Appeal Type: Appeal against conviction.
Facts: The appellant was convicted for the murder of his mother. It is unclear whether at the time of the offence, there was a current or lapsed protection order against the appellant in favour of the victim or other parties. The issues at trial related substantially to self-defence and provocation. Evidence of the history of the relationship was admitted in the context of the defence under s 304B of the Queensland Criminal Code of killing in an abusive domestic relationship (See further at -).
Issue/s: Whether the trial judge erred by not admitting expert psychiatric evidence.

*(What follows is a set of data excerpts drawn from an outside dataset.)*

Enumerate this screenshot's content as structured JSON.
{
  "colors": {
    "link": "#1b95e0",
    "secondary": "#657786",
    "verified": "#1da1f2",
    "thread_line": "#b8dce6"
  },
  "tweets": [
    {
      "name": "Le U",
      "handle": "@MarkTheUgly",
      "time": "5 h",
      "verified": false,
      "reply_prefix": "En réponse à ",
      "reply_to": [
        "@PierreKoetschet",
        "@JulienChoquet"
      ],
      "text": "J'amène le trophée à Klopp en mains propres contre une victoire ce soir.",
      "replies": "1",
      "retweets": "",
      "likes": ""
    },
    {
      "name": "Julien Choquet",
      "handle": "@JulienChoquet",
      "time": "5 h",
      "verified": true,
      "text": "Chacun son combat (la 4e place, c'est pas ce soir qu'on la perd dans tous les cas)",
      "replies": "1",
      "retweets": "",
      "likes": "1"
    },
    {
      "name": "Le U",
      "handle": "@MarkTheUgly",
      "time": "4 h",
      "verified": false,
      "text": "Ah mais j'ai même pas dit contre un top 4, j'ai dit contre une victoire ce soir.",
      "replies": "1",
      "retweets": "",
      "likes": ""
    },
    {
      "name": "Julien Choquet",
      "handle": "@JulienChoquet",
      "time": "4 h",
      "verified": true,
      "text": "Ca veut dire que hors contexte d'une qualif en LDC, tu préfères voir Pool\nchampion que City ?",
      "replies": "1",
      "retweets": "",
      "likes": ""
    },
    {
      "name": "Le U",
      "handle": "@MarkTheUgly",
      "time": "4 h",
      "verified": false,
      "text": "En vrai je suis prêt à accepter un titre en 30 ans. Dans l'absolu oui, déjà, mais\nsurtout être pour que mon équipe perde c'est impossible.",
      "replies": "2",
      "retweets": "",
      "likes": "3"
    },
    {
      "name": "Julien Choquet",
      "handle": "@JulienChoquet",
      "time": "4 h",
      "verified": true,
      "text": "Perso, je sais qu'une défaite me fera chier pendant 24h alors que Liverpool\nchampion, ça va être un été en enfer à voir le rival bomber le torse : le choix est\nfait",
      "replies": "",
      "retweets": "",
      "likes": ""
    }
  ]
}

Decision and Reasoning: The appeal was dismissed. North J (with whom Holmes JA and Henry J agreed) held firstly that this evidence was not admissible under s 132B of the Evidence Act 1977. It was not relationship evidence. The Court also held that the matters that the psychiatrist spoke of were not complex in a scientific sense, and the jury, properly instructed, were able to understand them without needing to hear the expert evidence itself. The psychiatrist did not identify that the appellant was suffering from any recognised psychiatric illness. Rather, he only spoke generally that the appellant had developed coping strategies in response to his mother’s violent and difficult behaviour. The jury, in applying common sense, would have been able to reach this conclusion themselves. North J, comparing the ‘battered wife defence’, noted that there is no ‘battered child defence’ in law. That is, there is no defence where, ‘insults and abuse may be relied upon by a child by way of excuse for a fatal attack upon an abusive parent’ (See at ).